Personal information
- Full name: Aaron William Summers
- Born: 24 March 1996 (age 30) Perth, Western Australia
- Batting: Right-handed
- Bowling: Right-arm fast
- Role: Bowler

Domestic team information
- 2017/18: Hobart Hurricanes (squad no. 35)
- 2018/19: Tasmania (squad no. 35)
- 2019: Karachi Kings (squad no. 35)
- 2020/21: Southern Punjab (squad no. 35)

Career statistics
| Competition | LA | T20 |
| Matches | 7 | 3 |
| Runs scored | 42 | – |
| Batting average | 14.00 | – |
| 100s/50s | 0/0 | – |
| Top score | 19 | – |
| Balls bowled | 306 | 66 |
| Wickets | 5 | 0 |
| Bowling average | 77.00 | – |
| 5 wickets in innings | 0 | – |
| 10 wickets in match | 0 | – |
| Best bowling | 3/72 | – |
| Catches/stumpings | 3/– | 1/– |
- Source: ESPNcricinfo, 31 January 2021

= Aaron Summers (cricketer) =

Australian cricketer (born 1996)

Aaron William Summers (born 24 March 1996) is an Australian former cricketer. He made his Twenty20 debut for Hobart Hurricanes in the 2017–18 Big Bash League season on 21 December 2017. He made his List A debut for Tasmania in the 2018–19 JLT One-Day Cup on 19 September 2018.

In July 2019, he was selected to play for the Belfast Titans in the inaugural edition of the Euro T20 Slam cricket tournament. However, the following month the tournament was cancelled.

In December 2020, it was announced that Summers would play in the 2020–21 Pakistan Cup, becoming the first Australian cricketer to play in a domestic cricket competition in Pakistan, after signing with Southern Punjab.

In May 2021, after playing professionally and working in Darwin, Northern Territory, Summers was arrested and charged in relation to seven counts of grooming and possessing child abuse material. In December 2021, after pleading guilty, he was jailed for three years and 11 months, and was registered as a sex offender.

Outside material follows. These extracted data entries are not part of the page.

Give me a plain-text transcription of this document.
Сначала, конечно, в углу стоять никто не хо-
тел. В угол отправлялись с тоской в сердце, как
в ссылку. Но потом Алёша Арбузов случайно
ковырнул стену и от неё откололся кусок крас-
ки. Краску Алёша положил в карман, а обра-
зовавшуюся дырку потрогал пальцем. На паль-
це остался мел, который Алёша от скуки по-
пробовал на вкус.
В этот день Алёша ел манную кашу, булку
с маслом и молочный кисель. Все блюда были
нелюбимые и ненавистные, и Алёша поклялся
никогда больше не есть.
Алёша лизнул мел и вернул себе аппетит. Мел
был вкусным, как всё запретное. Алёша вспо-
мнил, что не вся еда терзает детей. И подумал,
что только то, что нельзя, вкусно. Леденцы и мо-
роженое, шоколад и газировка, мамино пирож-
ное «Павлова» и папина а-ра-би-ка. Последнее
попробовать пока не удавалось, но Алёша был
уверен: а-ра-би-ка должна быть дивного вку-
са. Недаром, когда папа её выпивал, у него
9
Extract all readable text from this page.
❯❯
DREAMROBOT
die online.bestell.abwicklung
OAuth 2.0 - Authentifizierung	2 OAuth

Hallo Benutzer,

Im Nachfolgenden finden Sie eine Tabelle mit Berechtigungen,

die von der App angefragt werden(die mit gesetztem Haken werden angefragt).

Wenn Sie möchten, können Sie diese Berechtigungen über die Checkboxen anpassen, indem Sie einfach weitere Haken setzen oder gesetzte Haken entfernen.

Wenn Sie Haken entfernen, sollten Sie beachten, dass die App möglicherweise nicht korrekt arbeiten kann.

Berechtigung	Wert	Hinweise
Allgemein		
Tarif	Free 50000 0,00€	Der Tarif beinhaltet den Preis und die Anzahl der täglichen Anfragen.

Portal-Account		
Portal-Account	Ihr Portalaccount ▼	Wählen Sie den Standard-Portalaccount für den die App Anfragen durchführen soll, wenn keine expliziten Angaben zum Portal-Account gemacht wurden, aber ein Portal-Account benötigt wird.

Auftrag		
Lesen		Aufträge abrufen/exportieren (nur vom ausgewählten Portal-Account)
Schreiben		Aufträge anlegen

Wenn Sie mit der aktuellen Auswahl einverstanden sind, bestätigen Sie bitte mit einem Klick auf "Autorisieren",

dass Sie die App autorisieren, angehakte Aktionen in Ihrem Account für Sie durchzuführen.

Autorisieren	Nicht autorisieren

After having served his jail sentence, Summers was extradited to Tasmania in April 2025 to face further charges. He pleaded not guilty to all charges in September 2025 and remained on bail. In June 2026, Summers changed his plea to guilty of two counts of penetrative sexual abuse of a child and one count of grooming with the intent of exposing a child to indecent material. Summers was sentenced to 2 and a half years in jail, however to only serve 10 months, with the rest of the term suspended.